8.Construção de DNA plasmídeos contendo HP-NAP Mutantes por Polymerase Chain Reaction (PCR) à base de mutagênese Site-direta

Nota: mutagénese sítio-directa baseada em PCR foi gerado, basicamente, como descrito anteriormente 27, excepto que os locais de restrição "silenciosas" foram introduzidas para os iniciadores de mutagénese por mutagénese dirigida (SDM) de software -assist 28.

  1. Realizar a reacção de PCR.
    1. Adiciona-se 10 ng de plasmídeo pET42a-PNA, 1 | iM de pares iniciadores de mutagénese listados na Tabela 1, 200 uM de trifosfatos de desoxinucleótidos (dNTPs), e 3 unidades de alta fidelidade-PCR mistura de enzima para um tubo de PCR contendo água desionizada, dando uma última volume de 25 ul.
    2. Iniciar os ciclos de PCR a 95 ° C durante 10 minutos para desnaturar o ADN modelo, e seguir com 12 ciclos de amplificação a 95 ° C durante 1 minuto, a T m nenhum -5 ° C durante 1 minuto, e 72 ° C durante 6 min.

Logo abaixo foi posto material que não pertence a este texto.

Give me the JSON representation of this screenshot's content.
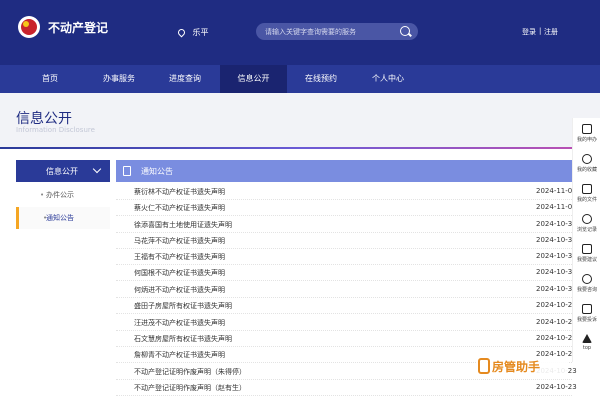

    3. Terminar os ciclos de PCR comum passo de recozimento a T m pp -5 ° C durante 1 minuto e um passo de extensão a 72 ° C durante 30 min.
  2. Tratar 15 ul do produto de PCR com 0,4 ul de enzima de restrição Dpnl a 37 ° C durante 2 h e, em seguida, analisar 2 uL do produto de PCR Dpnl-tratada por electroforese em gel de agarose.
  3. mutantes tela.
    1. Transformar 2 uL do produto de PCR em E. coli DH5a células competentes por choque térmico para 45 seg a 42 ° C.
    2. Espalhe as células transformadas em uma placa de LB contendo 50 ug / ml de canamicina e Incubar a placa a 37 ° C durante 16 horas.
    3. Isolar o ADN plasmídico a partir das colónias bacterianas utilizando um kit comercial de lise alcalina de acordo com o protocolo do fabricante.
    4. Tratar o DNA de plasmídeo isolado no passo 8.3.3 Protocolo com a enzima de restrição Xhol para verificar a presença das mutações silenciosas desejado de acordo com o protocolo do fabricante.
    5. sequência doDNA do plasmídeo verificada por passo 8.3.4 Protocolo com o iniciador do promotor de T7 para confirmar a correcção das sequências de codificação mutantes de HP-NAP de acordo com o protocolo do fabricante.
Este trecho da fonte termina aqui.